In the U.S., major e-commerce players like Amazon and Walmart have shown a consistent interest in drone delivery. But today, those companies typically ask their consumers to pinpoint a delivery spot, like the center of their backyard or driveway; while that may work well in more suburban areas, it makes scaling in major metropolitan areas a difficult prospect. O’Toole said Arrive’s technology complements the growth of drones and other autonomous delivery methods quite nicely—and ensures parcels are secure. He anticipates that, as drone delivery continues to rise, theft will surge if packages go unprotected at length. 

“If you have this whole new industry of autonomous delivery, you’re going to have a whole new industry of autonomous delivery theft,” he said. “[Arrive] is allowing you to go about your normal day with peace of mind that what you have coming is going to be delivered safely and securely.” 

Arrive Points have several different configurations; for commercial use, the company deploys units that are 56 inches tall by 24 inches wide; for residential use cases, it uses units that are 41 inches tall by 24 inches wide. Because parcels vary in size and weight, Arrive couldn’t provide an estimate on how many packages fit in an Arrive Point simultaneously. 

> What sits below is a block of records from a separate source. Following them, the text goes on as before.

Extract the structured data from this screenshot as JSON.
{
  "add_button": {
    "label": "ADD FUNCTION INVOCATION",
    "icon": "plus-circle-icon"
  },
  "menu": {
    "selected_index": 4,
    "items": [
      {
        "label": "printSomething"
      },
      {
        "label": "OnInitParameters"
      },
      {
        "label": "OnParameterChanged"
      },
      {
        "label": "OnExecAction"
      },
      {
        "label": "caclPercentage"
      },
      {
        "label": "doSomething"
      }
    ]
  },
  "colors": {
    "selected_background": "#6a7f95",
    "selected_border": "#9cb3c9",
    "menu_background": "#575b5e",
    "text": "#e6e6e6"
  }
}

O’Toole said he first had the idea for Arrive Points 11 years ago, and has held several U.S. patents for the technology since that point. The company went public on the Nasdaq on May 15. The founder said, for him, trading publicly is just the beginning of a new chapter. 

“A lot of people would view that as the culmination of the dream, but the reality is, that’s the beginning of the dream—getting to the public markets anda access to that capital is the igniter we need to get to the next level,” he said. 

Now, he’s working to secure patents in 58 countries for further global expansion, well beyond India. In the next 60 days, Arrive plans to add 40 roles to its workforce. O’Toole has long believed in the power of autonomous delivery, but the partnership with Skye reinforces its potential prowess, particularly in large e-commerce markets like India. He believes that, because Arrive was an early mover on complementary technology for drones and autonomous delivery, the company has the chops to compete and innovate in a meaningful way for the market.

“Drones are happening. The cool thing for us is, we’re iterating shoulder to shoulder with the biggest market cap companies in the world,” he said. “I always view the drones and the robots and the unmanned vehicles as commodities, and I view [Arrive] as…the center of that delivery universe, where every shipment will start and end.”